The census case and the controversy surrounding it involves the Trump administration’s attempt to add a question on the upcoming 2020 census form which will require every American household to identify the citizens and non-citizens among them. The administration believes it is a valid question that will help provide better data to enforce the 1965 Voting Rights Act.
But not everyone feels that way. In January, a Manhattan federal judge actually ruled that officials could NOT add the question to the survey.
The judge ruled that it violated the Administrative Procedure Act and opponents to the citizenship question – the American Civil Liberties Union and Common Cause – firmly believe that it would show discrimination against Latino households.
Initially, the high court split their ruling on this case, as expected, with more conservative justices seeing the merit of a citizenship question on the census while liberal justices taking the opposite side.
On Friday, Ginsburg referenced a previous decision in the 2018 Trump v. Hawaii case where the Supreme Court ruled 5-4 along ideological lines and upheld the Trump administration’s “travel ban.”

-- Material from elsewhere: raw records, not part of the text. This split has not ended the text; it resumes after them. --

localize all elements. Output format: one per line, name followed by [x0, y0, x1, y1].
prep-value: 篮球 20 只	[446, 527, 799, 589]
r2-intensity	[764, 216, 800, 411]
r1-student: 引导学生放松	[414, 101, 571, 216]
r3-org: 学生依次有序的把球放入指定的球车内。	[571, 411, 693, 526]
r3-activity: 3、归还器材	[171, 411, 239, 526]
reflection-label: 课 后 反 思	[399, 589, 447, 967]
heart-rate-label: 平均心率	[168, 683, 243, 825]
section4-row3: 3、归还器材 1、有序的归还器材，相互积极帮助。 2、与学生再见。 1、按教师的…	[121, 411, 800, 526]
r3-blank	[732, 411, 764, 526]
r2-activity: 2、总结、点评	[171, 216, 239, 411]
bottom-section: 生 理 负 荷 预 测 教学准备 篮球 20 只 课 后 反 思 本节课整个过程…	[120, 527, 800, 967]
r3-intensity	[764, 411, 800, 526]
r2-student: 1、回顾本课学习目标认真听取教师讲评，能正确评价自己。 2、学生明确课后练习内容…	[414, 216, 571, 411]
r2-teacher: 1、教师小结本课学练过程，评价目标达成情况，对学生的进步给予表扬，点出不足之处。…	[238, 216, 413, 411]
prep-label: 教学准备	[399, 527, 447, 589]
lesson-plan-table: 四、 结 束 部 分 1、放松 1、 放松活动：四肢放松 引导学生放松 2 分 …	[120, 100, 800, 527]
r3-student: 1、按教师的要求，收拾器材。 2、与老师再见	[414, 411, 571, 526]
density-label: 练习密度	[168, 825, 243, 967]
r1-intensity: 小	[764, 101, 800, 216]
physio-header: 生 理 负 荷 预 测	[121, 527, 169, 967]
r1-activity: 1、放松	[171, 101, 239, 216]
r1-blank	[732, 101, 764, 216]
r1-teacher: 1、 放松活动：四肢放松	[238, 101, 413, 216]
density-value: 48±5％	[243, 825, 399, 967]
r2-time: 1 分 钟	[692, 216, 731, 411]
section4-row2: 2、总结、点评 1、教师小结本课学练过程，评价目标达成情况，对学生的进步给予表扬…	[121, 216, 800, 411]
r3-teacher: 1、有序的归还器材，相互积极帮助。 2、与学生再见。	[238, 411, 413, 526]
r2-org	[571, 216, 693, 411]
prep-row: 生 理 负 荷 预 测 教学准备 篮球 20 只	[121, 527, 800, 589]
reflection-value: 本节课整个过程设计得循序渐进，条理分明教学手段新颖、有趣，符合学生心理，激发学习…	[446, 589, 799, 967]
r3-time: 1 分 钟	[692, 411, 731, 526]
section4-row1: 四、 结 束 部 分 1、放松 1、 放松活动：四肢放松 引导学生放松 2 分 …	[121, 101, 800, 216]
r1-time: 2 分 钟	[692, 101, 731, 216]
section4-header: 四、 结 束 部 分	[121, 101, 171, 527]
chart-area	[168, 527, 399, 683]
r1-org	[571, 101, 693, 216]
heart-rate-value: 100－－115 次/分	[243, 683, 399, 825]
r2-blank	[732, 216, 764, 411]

Justice Ginsburg said that it granted “great deference to the Executive.” She went on to say, “Respondents in the census case have argued that a ruling in Secretary Ross’s favor would stretch deference beyond the breaking point.”
Among some of the most anticipated case ruling coming out will be the court’s ruling on the constitutionality of partisan gerrymandering, and the final decision in Flowers v. Mississippi, where the justices will have to rule on whether Mississippi’s high court properly followed a Supreme Court precedent in deciding if people were unconstitutionally kept from serving on a jury because of their race.
Ginsburg said there are 27 cases that have not had rulings announced and that she expects all of them to be coming out this month.